Il nous faut nous appuyer sur les musulmans modérés, dit-il. Les positions de certains régimes arabes, qui spéculent sur le risque des rapports de force dans la région, ne pèsent pas dans la balance ni les divisions chiites-sunnites. L'immense majorité des musulmans, toutes tendances confondues, à cause de la politique des USA et d'Israël en Palestine et en Irak, est favorable à l'Iran lorsqu'il soutient les résistances et résiste lui-même aux tentatives d'hégémonie. Les musulmans sont aux côtés des causes justes, des résistances au Liban, en Palestine et en Irak, par delà les couleurs idéologiques et religieuses. Il ne s'agit pas d'un soutien subjectif et inconditionnel, mais objectif et précis. Les musulmans sont favorables à une cohabitation, en Palestine, avec le peuple juif, pour peu que la soldatesque sioniste se retire des territoires occupés depuis 1967. La paix est à ce seul prix. Il faut aussi que cessent les déclarations maladroites à ce sujet (que l'Iran commence à rectifier) et le terrorisme des faibles, des désespérés ou des groupes de criminels instrumentalisés.

 

Etes-vous de l'avis de ceux qui soutiennent, à juste titre d'ailleurs, que derrière les attentats il n'y a pas uniquement ce que vous qualifiez de groupes instrumentalisés ?
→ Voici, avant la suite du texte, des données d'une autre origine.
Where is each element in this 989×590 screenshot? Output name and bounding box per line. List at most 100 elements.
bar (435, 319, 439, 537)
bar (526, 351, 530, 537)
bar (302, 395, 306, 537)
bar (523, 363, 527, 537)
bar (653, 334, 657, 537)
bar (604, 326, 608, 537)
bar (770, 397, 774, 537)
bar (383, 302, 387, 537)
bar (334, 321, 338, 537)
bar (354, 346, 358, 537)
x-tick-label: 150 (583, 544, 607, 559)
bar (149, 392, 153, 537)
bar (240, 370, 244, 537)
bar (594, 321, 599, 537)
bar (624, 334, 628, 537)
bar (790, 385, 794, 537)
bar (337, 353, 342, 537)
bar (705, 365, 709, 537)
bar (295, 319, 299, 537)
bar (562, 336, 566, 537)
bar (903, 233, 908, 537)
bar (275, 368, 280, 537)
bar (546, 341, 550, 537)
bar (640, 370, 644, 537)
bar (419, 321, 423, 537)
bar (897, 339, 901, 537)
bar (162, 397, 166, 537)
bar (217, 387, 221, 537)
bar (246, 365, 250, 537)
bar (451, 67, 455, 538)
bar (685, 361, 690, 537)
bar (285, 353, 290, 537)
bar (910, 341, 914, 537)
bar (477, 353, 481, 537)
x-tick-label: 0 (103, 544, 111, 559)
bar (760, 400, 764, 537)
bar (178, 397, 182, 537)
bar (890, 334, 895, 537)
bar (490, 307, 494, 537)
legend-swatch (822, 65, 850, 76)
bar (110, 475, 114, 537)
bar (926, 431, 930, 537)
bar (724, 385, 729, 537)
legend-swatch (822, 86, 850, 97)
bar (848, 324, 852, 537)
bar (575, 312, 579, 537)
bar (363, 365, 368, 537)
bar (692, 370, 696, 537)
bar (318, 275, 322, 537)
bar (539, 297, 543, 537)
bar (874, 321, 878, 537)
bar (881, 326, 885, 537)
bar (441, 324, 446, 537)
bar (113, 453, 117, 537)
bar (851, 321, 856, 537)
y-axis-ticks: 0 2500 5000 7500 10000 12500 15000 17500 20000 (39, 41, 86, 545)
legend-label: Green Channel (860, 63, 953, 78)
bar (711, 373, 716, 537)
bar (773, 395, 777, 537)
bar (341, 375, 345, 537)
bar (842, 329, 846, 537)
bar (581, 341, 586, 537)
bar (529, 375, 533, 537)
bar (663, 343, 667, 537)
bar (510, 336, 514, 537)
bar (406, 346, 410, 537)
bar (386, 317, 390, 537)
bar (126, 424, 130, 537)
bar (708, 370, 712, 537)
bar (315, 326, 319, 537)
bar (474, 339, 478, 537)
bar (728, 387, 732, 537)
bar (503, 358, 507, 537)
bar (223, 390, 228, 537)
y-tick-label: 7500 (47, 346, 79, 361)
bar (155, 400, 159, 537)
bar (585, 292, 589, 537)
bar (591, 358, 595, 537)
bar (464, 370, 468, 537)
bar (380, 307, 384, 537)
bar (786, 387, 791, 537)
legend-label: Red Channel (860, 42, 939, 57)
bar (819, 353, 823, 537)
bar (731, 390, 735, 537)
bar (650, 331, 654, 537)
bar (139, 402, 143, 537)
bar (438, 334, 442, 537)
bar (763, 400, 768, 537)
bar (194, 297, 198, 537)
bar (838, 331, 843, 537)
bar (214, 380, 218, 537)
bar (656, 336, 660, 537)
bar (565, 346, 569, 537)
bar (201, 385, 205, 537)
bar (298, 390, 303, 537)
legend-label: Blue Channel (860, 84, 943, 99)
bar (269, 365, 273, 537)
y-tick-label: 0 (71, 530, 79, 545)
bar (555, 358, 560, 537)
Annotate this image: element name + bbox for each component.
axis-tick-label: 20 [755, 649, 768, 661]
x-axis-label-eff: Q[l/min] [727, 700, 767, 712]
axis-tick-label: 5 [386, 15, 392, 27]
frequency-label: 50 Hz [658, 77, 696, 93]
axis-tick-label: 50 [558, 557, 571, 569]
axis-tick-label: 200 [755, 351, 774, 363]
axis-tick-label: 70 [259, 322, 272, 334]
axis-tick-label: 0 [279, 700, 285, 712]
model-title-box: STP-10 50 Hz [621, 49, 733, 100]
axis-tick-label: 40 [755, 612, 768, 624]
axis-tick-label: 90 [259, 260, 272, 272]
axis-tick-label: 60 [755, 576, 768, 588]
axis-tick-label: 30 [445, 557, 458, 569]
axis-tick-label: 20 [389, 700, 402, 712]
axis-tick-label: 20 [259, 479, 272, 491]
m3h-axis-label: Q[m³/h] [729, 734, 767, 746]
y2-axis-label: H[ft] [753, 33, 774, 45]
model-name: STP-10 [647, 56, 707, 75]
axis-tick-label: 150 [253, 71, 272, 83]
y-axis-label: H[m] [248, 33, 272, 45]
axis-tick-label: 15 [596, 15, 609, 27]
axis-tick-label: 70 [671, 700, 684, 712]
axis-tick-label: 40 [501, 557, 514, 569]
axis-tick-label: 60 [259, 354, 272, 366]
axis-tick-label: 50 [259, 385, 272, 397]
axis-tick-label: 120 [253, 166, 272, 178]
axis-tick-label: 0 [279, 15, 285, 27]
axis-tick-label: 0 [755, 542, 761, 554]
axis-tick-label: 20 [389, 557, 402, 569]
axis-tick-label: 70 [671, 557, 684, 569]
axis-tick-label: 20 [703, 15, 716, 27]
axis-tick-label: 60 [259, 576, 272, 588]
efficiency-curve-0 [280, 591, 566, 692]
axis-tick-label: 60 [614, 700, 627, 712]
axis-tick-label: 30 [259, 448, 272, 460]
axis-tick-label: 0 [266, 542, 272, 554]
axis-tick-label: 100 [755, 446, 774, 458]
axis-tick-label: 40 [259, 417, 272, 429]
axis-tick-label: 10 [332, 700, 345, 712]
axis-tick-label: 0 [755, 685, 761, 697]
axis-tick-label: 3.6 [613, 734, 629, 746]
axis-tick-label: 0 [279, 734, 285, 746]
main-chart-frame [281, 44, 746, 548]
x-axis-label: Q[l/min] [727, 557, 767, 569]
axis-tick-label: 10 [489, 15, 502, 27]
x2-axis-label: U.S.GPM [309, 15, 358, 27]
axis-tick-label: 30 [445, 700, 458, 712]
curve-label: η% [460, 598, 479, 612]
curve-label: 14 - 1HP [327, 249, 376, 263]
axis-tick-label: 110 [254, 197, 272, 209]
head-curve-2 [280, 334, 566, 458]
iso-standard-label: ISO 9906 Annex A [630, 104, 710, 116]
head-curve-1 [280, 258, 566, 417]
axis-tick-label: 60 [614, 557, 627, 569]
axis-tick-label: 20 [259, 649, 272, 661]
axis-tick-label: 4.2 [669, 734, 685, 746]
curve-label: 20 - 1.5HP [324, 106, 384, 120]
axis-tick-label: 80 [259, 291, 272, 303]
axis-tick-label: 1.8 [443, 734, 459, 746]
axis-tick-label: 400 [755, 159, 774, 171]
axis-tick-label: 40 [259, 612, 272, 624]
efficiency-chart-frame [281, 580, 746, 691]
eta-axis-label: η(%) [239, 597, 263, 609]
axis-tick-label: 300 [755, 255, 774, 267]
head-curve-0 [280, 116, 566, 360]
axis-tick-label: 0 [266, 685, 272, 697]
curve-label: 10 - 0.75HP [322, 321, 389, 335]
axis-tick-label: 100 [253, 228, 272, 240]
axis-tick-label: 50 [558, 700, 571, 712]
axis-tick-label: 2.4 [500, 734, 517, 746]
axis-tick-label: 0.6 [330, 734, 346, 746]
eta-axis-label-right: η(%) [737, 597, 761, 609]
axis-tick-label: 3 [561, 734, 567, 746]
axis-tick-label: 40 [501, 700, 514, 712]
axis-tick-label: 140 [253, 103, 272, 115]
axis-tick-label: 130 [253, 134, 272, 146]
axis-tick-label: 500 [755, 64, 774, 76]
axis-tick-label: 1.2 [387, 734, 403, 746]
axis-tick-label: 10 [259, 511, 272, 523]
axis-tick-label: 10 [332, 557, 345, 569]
Je ne peux combattre l'amalgame tout en reproduisant ses aberrations. Je ne vise nullement ceux qui combattent le terrorisme des puissants, les fantasmes de ceux qui agressent, dominent et colonisent. La question principale est l'affirmation de l'égalité humaine. Les «Etats voyous», disait Derrida à juste titre, ne sont pas seulement ceux que l'on croit. Tous peuvent être aveuglés par leur fanatisme et délire de puissance. Ce qui chagrine et révolte à la fois, c'est l'amalgame et la haine de l'islam. Fonder une doctrine de la surpuissance sur des notions irrationnelles comme «l'axe du mal», «le choc» et «le chaos destructeur», c'est plus que du simplisme, c'est du suicide. Les premières sources de déstabilisation du monde sont l'injustice et l'arrogance qui poussent à la violence et favorisent les manipulations sur les esprits agressés. La politique des pays épris de justice, du respect du droit à la différence et du multilatéralisme doit contribuer à faire prévaloir, en tous temps et en tous lieux, le droit. L'avenir du droit et, partant, de l'humanité tiennent à ses enjeux. La responsabilité est engagée de ceux, en Orient et en Occident, qui savent qu'il n'y a pas d'alternative à la coexistence. Irriguée et nourrie par les valeurs du 1er Novembre 1954, l'Algérie, qui a tant de fois contribué à la paix et au règlement des conflits dans le monde par la négociation et la médiation, sait cela et surtout le fait avéré que rien ne saurait émousser le droit des peuples à la liberté et à la justice.